Hackerangriff: Wie Buffer einen GAU in ein Happy End verwandelte

Buffer erlebte am Wochenende einen GAU: Hackern gelang es, den Dienst für eine Twitter- und Facebook-Spamwelle zu missbrauchen. Doch eine schnelle Reaktion und eine konsequente Transparenz verwandelte das Ereignis für das Startup in eine Gelegenheit, von sich reden zu machen.

BufferAm vergangenen Samstag gegen elf Uhr Vormittags saß Leo Widrich in seiner Wohnung in San Francisco und war gerade dabei, den Tag zu planen. Bei einem kurzen Blick auf Facebook fielen ihm einige offensichtliche Spam-Einträge auf, die im Namen von Kontakten ihren Weg in das soziale Netzwerk gefunden hatten. Alle schienen sie über den Social-Media-Planungsdienst Buffer verschickt worden zu sein. Jeder andere User hätte sich höchstens kurz geärgert. Widrich jedoch ließen die hässlichen Beiträge, die unter anderem offensichtlich unseriöse Abnehmkuren anpriesen, in einen kurzen Moment der Schockstarre verfallen: Der Österreicher ist einer der zwei Gründer von Buffer. Ihm war sofort klar, was sich da vor seinen Augen abspielte: Buffer, der bei vielen Marketing- und Kommunikationsverantwortlichen beliebte Dienst, um Updates bei einschlägigen Social-Media-Plattformen automatisiert über den Tag verteilt zu publizieren, war gehackt worden!

 

Eindringlinge hatten über einen von Buffer genutzten Datenbankanbieter Zugriff auf die Access-Token erhalten, die Buffer das Publizieren über von Nutzern autorisierte Facebook- und Twitter-Konten gestatten. Sie profitierten dabei von dem Versäumnis des Buffer-Teams, diese Token zu verschlüsseln.

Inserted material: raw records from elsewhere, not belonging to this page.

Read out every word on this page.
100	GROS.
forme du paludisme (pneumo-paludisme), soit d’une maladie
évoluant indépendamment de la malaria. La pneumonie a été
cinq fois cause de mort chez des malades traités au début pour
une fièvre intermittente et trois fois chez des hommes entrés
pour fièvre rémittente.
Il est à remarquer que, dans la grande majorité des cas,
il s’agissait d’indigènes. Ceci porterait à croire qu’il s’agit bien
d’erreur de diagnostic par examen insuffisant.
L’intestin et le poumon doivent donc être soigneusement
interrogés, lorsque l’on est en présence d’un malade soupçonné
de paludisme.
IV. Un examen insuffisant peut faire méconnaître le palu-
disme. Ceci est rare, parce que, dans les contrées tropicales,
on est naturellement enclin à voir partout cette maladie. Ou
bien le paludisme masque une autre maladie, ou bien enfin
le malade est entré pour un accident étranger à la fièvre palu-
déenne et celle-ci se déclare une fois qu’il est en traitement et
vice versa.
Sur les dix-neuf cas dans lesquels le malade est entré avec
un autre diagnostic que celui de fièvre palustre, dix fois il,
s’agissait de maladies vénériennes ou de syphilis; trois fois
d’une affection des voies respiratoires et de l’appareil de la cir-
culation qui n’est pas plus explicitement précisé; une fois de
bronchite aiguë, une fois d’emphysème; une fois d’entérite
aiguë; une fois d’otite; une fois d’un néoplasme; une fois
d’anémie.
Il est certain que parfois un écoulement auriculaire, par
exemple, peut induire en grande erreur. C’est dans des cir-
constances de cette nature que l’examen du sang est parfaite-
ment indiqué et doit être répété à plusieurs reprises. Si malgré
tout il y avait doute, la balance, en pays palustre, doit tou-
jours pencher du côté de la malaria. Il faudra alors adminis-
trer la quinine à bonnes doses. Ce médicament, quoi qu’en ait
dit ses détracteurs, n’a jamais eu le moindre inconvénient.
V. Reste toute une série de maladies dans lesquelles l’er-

Ein Fauxpas, der für alle 1,1 Millionen Buffer-Mitglieder unerfreuliche Konsequenzen hatte und Widrich, seinem Kompagnon Joel Gascoigne und dem 14-köpfigen Team des 2011 gegründeten Startups einiges an Arbeit bescherte.

"Das war's mit Buffer"

Das Buffer-Team entdeckt die Attacke"Mein erster Gedanken lautete: Das war's mit Buffer!" - so beschreibt Leo Widrich, was sich unmittelbar nach dem Entdecken des Hacks in seinem Kopf abspielte. Nachvollziehbar, immerhin setzt Buffer voraus, dass Nutzer dem Dienst Zugriff auf die persönlichen Social-Media-Konten geben und Schreibrechte für selbige einräumen. Ohne Vertrauen geht das nicht - etwas, das über einen langen Zeitraum entsteht, aber auf einen Schlag zunichte gemacht werden kann. Kurz ging Widrich tatsächlich davon aus, gerade Zeuge des Ablebens seines Startups geworden zu sein. Doch dann fing er sich und informierte die Kollegen über seine bittere Beobachtung.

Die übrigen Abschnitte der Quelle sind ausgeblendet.